The fourth drill focused on the engagement of the hips. Here the focus initially was to drive the hips forward into extension after the exit of the blade before the next entry. The extension could be seen as a means of forcing the board forward, allowing the knees and hips to have a break from flexion by allowing full extension, and allow to the board to glide by unweighting the board at the end of the stroke drive. Arguably, if done well this could result in a dolphin-like oscillation of the board over the top of the water.
One thing that Mike pointed out that I struggled to get a grasp of was that the extension of my hips was uncoupled to the recovery motion of my contralateral hand. Ideally, the two movements should have been more synchronous, but for me, my hip was going into extension before the recovery of my hand. After Mike pointed it out it was obvious to me. But surprisingly, I found it quite difficult to break the habit. This was going to be a drill that would require a bit more thought and practice.

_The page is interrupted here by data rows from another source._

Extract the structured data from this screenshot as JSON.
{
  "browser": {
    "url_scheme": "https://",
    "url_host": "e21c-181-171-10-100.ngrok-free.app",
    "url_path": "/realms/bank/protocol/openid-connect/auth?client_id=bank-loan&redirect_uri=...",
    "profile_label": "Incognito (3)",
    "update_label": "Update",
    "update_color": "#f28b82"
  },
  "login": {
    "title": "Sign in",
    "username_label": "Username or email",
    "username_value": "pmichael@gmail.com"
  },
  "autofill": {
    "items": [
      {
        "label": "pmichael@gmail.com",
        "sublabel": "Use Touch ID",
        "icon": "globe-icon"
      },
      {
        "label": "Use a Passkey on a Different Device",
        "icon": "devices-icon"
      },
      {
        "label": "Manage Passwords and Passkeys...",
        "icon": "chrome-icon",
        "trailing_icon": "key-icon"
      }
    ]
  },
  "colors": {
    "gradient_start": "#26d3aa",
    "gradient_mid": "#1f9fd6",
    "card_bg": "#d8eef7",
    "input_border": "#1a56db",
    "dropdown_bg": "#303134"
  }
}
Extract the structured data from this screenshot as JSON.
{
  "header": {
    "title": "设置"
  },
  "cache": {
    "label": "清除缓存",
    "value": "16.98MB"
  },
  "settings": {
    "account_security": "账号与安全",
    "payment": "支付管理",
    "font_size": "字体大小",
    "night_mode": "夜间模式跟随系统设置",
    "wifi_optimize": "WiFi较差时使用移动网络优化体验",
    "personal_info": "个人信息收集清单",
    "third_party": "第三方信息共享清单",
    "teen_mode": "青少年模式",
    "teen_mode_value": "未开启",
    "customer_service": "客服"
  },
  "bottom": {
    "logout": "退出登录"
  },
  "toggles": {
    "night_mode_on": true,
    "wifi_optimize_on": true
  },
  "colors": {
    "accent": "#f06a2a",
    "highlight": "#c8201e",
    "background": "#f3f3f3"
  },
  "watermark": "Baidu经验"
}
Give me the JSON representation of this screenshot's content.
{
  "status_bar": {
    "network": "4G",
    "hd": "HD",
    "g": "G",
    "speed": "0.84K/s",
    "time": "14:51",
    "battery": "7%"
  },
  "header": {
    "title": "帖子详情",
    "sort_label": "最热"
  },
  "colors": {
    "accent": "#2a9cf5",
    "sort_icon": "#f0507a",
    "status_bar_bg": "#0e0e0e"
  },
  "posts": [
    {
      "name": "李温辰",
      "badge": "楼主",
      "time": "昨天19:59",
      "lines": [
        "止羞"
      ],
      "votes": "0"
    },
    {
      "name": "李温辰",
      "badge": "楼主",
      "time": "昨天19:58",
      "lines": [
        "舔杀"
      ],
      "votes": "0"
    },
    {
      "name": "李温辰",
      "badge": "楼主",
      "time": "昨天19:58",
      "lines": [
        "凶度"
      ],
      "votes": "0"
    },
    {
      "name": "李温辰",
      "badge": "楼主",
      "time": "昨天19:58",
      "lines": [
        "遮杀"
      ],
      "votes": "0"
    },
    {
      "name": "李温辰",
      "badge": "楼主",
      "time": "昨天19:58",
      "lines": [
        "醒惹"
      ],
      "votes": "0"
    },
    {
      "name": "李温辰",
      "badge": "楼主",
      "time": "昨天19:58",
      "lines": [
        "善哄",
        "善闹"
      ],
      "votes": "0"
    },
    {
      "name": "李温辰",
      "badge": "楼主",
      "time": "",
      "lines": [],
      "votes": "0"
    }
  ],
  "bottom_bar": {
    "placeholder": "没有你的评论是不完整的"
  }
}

The last stroke drill that we did as we made our way back into the cove was to emphasize the hip rotation and leg drive. Simply put, you can think of it as turning your pelvis (think belly button) away from the side that your paddle is on to get a bit more reach for the blade entry. And then during the drive phase of the stroke, the belly button or pelvis is turned back towards your paddle side.
More technically put, because your feet are fixed in place you are performing a relative lateral rotation of the ipsilateral hip to your paddle side and a medial rotation of the contralateral hip while the pelvis is globally rotating away from the paddle in space. Once the blade enters the water and the drive phase is coupled with a strong ipsilateral hip medial rotation and contralateral hip lateral rotation. As a cue to exaggerate the movement Mike suggested finishing with my ipsilateral paddle leg straight.
By focusing on hip rotation to increase reach rather than hip flexion you can offset the posterior weight shift that would occur during increased hip flexion to maintain balance.
Mike did a recap on what we covered as we paddle into Deep Cove and offered to send me an email summary. I accepted the offer.
And now it was time for some footwork drills.
He started by going over the parallel stance for SUP. This stance is great for controlling roll, but things get trickier when you introduce pitch. For SUP, the pitch becomes a factor in bigger wave conditions, e.g. surfing or downwinding.
So from there, we went into using a staggered stance which is ideal for downwinding. With one foot slightly in front of the other, you are then able to control the pitch of the board better. As you start to descend a wave you can then weight your back foot to lift the nose of the board and prevent it from pearling (or nosediving).
And then the last stance we covered was to go fully into a surf stance. From here we did a bit of walking on the board before we transitioned to pivot turns.
My first pivot turn was epic. I am not sure if it was the hardboard, the narrower tail, or the board’s overall narrowness, but as soon as I went into my pivot turn the back end sunk much too rapidly for me to maintain my balance. I wasn’t able to recover, so I went into the water, and the board launched into the air! Mike joked that my inflatable board wouldn’t do that. There was a group of kayakers paddling in who got to witness my SUP space launch. But the upside of my fail was that I was able to get super valuable insight as to how to recover from the tail of the board sinking too quickly. The key, Mike told me, is to drop to one knee on your back leg! As soon as he said it I could feel the light going off in my head. Why didn’t I think of that! Because in the moment of losing my balance all I could (and can) think about is how not to fall into the water. After he demonstrated the technique and how it will bring your weight forward and the board back to rest on the water I gave it a try. It worked beautifully and I can’t wait to try it with my board on my next paddle.
And here is the sad news. Later when I got home I looked up the details of the missing scuba diver and found out that he had drowned and that the underwater recovery team had found the body. A sad story, but a stark reminder to not underestimate the dangers of the water.